Meyer, der seit Jahrzehnten als Privatgelehrter und Übersetzer auf seinem Gut Bramstedt in der Nähe von Hamburg lebte, stand mit Rahel Levin sehr wahrscheinlich nicht im Briefwechsel. In der Sammlung Varnhagen, die auch den Nachlaß von Rahel Levin bewahrt, sind keine Briefe an sie überliefert. Nur dieser eine an Varnhagen.

Wie Meyer das ihm zugesandte Buch liest, ist bemerkenswert. Seine Lektüre antwortet sehr genau auf die Titelseite. Diese lautet: Rahel. Ein Buch des Andenkens für ihre Freunde, darunter, leicht nach rechts verschoben, ist zu lesen: „Still und bewegt—Hyperion". Als „Bekannten" der Verstorbenen erklärt sich der Briefschreiber gleich zu Beginn seines Schreibens. Bei ihm ist das Buch an der richtigen Adresse angekommen. [End Page 486] Daß die zusammengestellten Briefe und Aufzeichnungen nicht unter einem Autornamen versammelt wurden, beantwortet Meyer, indem er den Namen der Verfasserin nun ebenfalls nicht nennt.
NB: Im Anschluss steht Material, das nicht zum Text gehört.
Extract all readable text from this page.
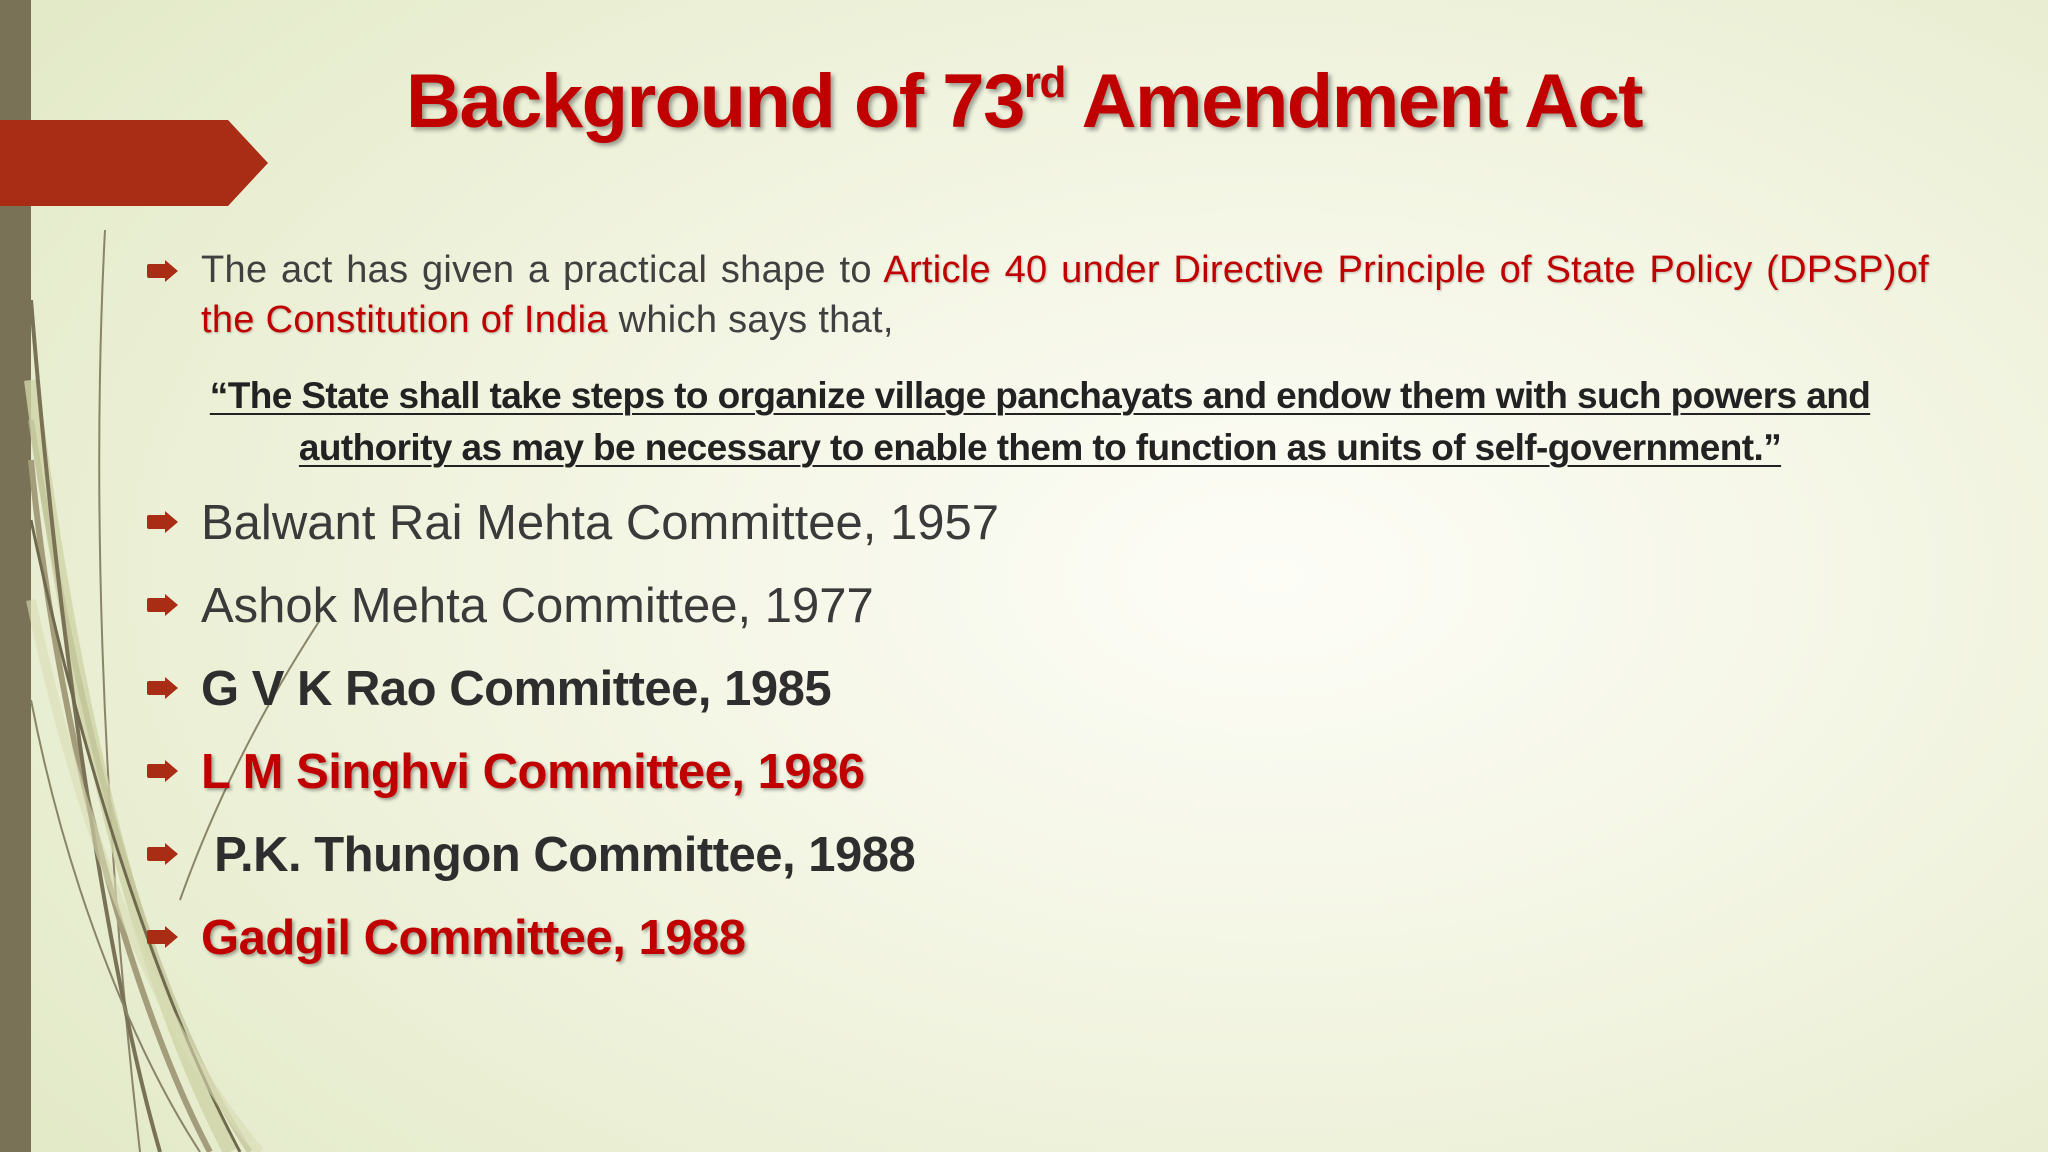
Background of 73rd Amendment Act
The act has given a practical shape to Article 40 under Directive Principle of State Policy (DPSP)of the Constitution of India which says that,
“The State shall take steps to organize village panchayats and endow them with such powers and authority as may be necessary to enable them to function as units of self-government.”
Balwant Rai Mehta Committee, 1957
Ashok Mehta Committee, 1977
G V K Rao Committee, 1985
L M Singhvi Committee, 1986
P.K. Thungon Committee, 1988
Gadgil Committee, 1988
Von der „Verklärten" ist die Rede, von einer „Tochter", die der Schreiber im Winter eines vergangenen Jahrhunderts oft sprach.2 Der Hinweis auf ein „schönes Himmelsgestirn", das Meyer beschien, nimmt das Motto auf, das nicht nur dieser, sondern allen Fassungen des Buch des Andenkens vorangestellt ist.3

„Still und bewegt—Hyperion": Hyperion ist der Titel des einzigen Romans von Friedrich Hölderlin. Hyperion ist der Name der Hauptfigur des Buchs, die in einem Brief an den Freund Bellarmin schreibt:

Mir ist lange nicht gewesen, wie jetzt. Wie Jupiters Adler dem Gesange der Musen, lausch ich dem wunderbaren unendlichen Wohllaut in mir. Unangefochten an Sinn und Seele, stark und fröhlich, mit lächelndem Ernste, spiel ich im Geiste mit dem Schicksal und den drei Schwestern, den heiligen Parzen. Voll göttlicher Jugend frohlockt mein ganzes Wesen über sich selbst, über Alles. Wie der Sternenhimmel, bin ich still und bewegt.4

Hyperion—ein Buch, komponiert aus Briefen, das Rahel Levin mit großer Sicherheit gelesen hat.5 Ein Buch, das sie in ihren Briefen nicht weiter kommentiert. Doch die Anordnung der Texte in ihrem [End Page 487] Buch korrespondiert diesem Motto: still und bewegt. Konstellierend verfahren die einzelnen Texte, konstellierend ist die Darstellungsweise des Buches. Über „Konstellation", ein Wort, das gerade erst aus der Astronomie und der Astrologie in andere Felder des Wissens wanderte, finden sich in ihren Briefen und Aufzeichnungen die ungewöhnlichsten Überlegungen. Bereits in der ersten Fassung von 1833 lesen wir ein Echo dieses Mottos: „Sie ist, soweit ich sie kenne, in jedem Augenblicke sich gleich, immer in einer eigenen Art bewegt, und doch ruhig,—kurz, sie ist, was ich eine schöne Seele nennen möchte; man fühlt sich, je näher man sie kennen lernt, desto mehr angezogen, und lieblich gehalten" (BDA I, 132). So Goethe im September 1795 über Rahel Levin. Ein Motto und ein Echo. Bevor die Schreiberin selbst zu Wort kommt, sind die Leser aufgefordert, ihr Buch Rahel auf eine bestimmte Weise zu lesen: wie den Sternenhimmel, eine Kon-Stellation, die sich dreht und doch immer und immer sich gleich bleibt. Wie etwas, das sich nur aus der Perspektive eines Beobachters ergibt und erschließt. Auf diese Beobachter—oder Leser—ist das Buch orientiert. Rahel, dieser Name, der im Buch selbst selten fällt, bezeichnet die historischen Koordinaten, die das Projekt Buch des Andenkens bestimmen. Nicht Friedrike Varnhagen, die viele, viele Briefe unterzeichnete, sondern dieser „falsche" Name, den in Deutschland damals niemand tragen konnte, der dazugehörte.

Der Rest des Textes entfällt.